Название | Русский ад. Книга вторая |
---|---|
Автор произведения | Андрей Караулов |
Жанр | Историческая литература |
Серия | |
Издательство | Историческая литература |
Год выпуска | 2018 |
isbn | 978-5-9908779-5-5 |
Раньше хотелось чего то необычного, хотелось что то сдвинуть с мертвой точки, хотелось, чтобы из школы выходили личности, а не серая масса. Ночам читала и сама разрабатывала какие-то планы, т. к. нет пособи никаких. И еще – постоянное чувство унижения, нищеты, ведь какая-нибудь толстая и глупая торгашка смотрит на тебя как на ничтожество, потому что ты одета нищенски и в квартиреу тебя нет самого элементарного. Безвыходность!
Уже и души нет, а какое-то месиво внутри…
Александр Исаевич читал письмо – и плакал. Позвал Наташу, ей прочитал, опять плакал…
Если духовные силы найти иссякли, никакое государственное устройство не спасет нацию от смерти. С гнилым дуплом дерево не стоит. Из всех возможных свобод на первый план сразу выйдет свобода бессовестности, это закон.
И все-таки: в России, где почти сто пятьдесят миллионов людей, кто для него, для Солженицына, сегодня… люди?
Вот эта учительница? Конечно! Но ведь это – жизнь при смерти. Кто еще? Люша Чуковская? Чудный человек, светящийся. Конечно! Ирина Николаевна Медведева-Томашевская? Бесспорно. Шафаревич? Кто еще? Боря Можаев. Якунин? Тех, кому Александр Исаевич с удовольствием пожмет руку?[5]
Один из героев Солженицына, любимых и уважаемых героев, мечтал, чтобы американцы скинули на Россию атомную бомбу:
Если бы мне, Глебу, сказали сейчас: вот летит самолет, на нем бомба атомная. Хочешь, тебя тут как собаку похоронят под лестницей, и семью твою перекроет, и еще мильон людей, но с вами – Отца Усатого и все заведение их с корнем, чтоб не было больше, чтоб не страдал народ, по лагерям, по колхозам, по лесхозам? – Да, кидай, рушь, потому что нет больше терпежу! Терпежу – не осталось!
Черт с ним, с «мильоном», короче, пусть будет новая Хиросима, лишь бы Отец Усатый тоже сгорел в этом огне…
«Мильон» не жалко. И всех не жалко, раз служат Отцу Усатому…
Любимому, уважаемому герою никто не возразил.
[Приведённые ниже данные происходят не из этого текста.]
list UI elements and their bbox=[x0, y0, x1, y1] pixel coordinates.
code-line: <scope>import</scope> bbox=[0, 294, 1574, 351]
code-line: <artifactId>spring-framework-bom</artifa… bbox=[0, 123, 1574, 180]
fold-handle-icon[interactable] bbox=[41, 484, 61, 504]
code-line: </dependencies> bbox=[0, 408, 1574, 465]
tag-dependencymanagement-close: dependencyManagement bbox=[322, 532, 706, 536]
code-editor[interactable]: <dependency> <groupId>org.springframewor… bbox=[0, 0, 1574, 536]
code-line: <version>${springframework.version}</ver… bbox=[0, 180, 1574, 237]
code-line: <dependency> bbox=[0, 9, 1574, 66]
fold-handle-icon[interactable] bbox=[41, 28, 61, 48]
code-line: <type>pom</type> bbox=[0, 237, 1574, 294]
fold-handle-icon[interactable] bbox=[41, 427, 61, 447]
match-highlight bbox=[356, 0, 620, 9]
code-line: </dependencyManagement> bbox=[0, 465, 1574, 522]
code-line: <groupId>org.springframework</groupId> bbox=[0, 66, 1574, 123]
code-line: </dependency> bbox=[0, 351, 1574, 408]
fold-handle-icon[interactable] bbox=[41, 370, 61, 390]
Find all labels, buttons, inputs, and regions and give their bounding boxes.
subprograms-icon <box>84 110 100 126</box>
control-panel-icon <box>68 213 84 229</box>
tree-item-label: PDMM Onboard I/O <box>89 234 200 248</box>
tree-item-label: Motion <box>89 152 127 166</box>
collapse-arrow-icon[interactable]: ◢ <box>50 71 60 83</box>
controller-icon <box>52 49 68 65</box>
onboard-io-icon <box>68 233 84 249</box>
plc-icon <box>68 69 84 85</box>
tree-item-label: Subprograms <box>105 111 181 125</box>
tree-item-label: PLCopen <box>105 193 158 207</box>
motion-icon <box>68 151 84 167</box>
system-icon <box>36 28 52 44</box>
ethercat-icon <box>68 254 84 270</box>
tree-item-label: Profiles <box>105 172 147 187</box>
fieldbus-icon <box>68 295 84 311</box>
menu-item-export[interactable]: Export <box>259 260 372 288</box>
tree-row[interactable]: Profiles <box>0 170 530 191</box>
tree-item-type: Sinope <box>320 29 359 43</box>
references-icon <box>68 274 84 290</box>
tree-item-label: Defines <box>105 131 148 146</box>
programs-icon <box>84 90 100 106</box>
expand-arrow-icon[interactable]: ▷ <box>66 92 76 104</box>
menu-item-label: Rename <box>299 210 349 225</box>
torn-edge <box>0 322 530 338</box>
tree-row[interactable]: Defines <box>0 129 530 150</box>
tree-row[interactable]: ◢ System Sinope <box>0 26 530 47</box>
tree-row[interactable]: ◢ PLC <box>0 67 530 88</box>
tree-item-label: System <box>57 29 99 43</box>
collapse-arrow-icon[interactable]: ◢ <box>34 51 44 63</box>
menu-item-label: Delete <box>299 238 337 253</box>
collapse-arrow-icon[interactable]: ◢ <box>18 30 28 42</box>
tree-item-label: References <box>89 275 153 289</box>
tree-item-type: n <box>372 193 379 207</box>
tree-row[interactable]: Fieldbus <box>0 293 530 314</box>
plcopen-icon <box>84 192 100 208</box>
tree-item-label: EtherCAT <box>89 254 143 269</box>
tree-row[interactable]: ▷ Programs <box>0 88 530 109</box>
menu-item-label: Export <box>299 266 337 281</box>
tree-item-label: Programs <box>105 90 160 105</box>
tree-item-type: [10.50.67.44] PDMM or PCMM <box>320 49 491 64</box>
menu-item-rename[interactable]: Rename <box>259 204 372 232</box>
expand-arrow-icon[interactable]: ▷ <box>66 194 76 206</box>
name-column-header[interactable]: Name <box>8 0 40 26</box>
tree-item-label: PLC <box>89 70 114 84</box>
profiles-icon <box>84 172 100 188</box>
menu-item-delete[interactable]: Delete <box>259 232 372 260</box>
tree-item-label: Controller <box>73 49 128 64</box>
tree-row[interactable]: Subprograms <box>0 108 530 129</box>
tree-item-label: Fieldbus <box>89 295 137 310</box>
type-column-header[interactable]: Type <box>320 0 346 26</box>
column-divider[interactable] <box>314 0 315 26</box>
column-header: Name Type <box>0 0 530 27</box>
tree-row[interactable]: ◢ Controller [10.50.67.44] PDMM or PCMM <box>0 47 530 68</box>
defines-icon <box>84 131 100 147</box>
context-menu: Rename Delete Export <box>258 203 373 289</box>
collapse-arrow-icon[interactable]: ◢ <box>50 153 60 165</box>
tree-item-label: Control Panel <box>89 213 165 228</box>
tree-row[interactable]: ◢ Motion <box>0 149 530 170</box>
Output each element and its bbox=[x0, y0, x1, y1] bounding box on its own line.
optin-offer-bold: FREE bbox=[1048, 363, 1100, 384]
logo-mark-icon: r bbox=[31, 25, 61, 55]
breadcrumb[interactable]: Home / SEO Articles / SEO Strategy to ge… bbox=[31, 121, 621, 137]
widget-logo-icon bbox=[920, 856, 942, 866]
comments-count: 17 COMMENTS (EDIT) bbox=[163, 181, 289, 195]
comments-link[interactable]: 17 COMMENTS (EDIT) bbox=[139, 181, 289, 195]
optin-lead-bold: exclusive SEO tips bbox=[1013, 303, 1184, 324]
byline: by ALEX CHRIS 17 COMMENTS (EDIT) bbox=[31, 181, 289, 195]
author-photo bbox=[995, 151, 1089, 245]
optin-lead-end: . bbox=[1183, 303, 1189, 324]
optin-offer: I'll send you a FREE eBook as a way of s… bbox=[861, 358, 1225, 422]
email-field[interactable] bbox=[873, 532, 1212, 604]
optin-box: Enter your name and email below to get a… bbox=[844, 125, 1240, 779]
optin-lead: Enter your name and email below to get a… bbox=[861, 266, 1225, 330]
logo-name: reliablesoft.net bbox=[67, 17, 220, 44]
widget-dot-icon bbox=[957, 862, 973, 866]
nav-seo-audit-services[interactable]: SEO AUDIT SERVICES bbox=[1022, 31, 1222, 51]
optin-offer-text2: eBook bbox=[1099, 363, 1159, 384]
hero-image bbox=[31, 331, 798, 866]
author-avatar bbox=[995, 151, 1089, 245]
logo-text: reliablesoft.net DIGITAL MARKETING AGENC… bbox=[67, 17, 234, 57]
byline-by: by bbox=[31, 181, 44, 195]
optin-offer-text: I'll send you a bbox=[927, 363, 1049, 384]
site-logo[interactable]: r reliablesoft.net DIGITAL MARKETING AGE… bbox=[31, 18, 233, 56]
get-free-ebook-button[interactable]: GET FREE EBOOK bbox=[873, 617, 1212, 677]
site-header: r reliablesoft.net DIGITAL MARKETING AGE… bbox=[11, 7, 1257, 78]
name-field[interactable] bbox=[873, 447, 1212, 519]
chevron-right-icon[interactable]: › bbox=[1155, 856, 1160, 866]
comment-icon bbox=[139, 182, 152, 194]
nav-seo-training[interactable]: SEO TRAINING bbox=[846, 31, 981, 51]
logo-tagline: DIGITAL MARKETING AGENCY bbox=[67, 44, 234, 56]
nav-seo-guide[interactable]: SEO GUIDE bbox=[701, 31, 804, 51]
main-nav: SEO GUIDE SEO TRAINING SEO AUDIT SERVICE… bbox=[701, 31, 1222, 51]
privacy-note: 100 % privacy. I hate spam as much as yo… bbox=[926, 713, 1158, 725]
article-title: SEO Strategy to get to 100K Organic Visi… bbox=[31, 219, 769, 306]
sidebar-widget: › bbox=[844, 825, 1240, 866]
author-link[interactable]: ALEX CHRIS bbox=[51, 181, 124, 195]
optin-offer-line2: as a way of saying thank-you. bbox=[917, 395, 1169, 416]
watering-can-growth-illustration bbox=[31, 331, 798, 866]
Ведь говорил же, говорил Александр Исаевич: если бы в Ленинграде, в 37-м, где Отец Усатый посадил аж четверть города, ленинградцы, весь народ, не прятались бы по своим квартирам, слабея от страха при каждом хлопке парадной двери, а догадались бы устраивать в своих парадных засады (терять-то нечего, ведь наперед ясно, что эти картузы не с добром к ним идут, а значит, и ошибиться нельзя, хрястнув с размаха по душегубцу), если бы город вот так, как бы незаметно, восстал бы, НКВЛ быстро бы не досчитался подвижного состава и своих агентов.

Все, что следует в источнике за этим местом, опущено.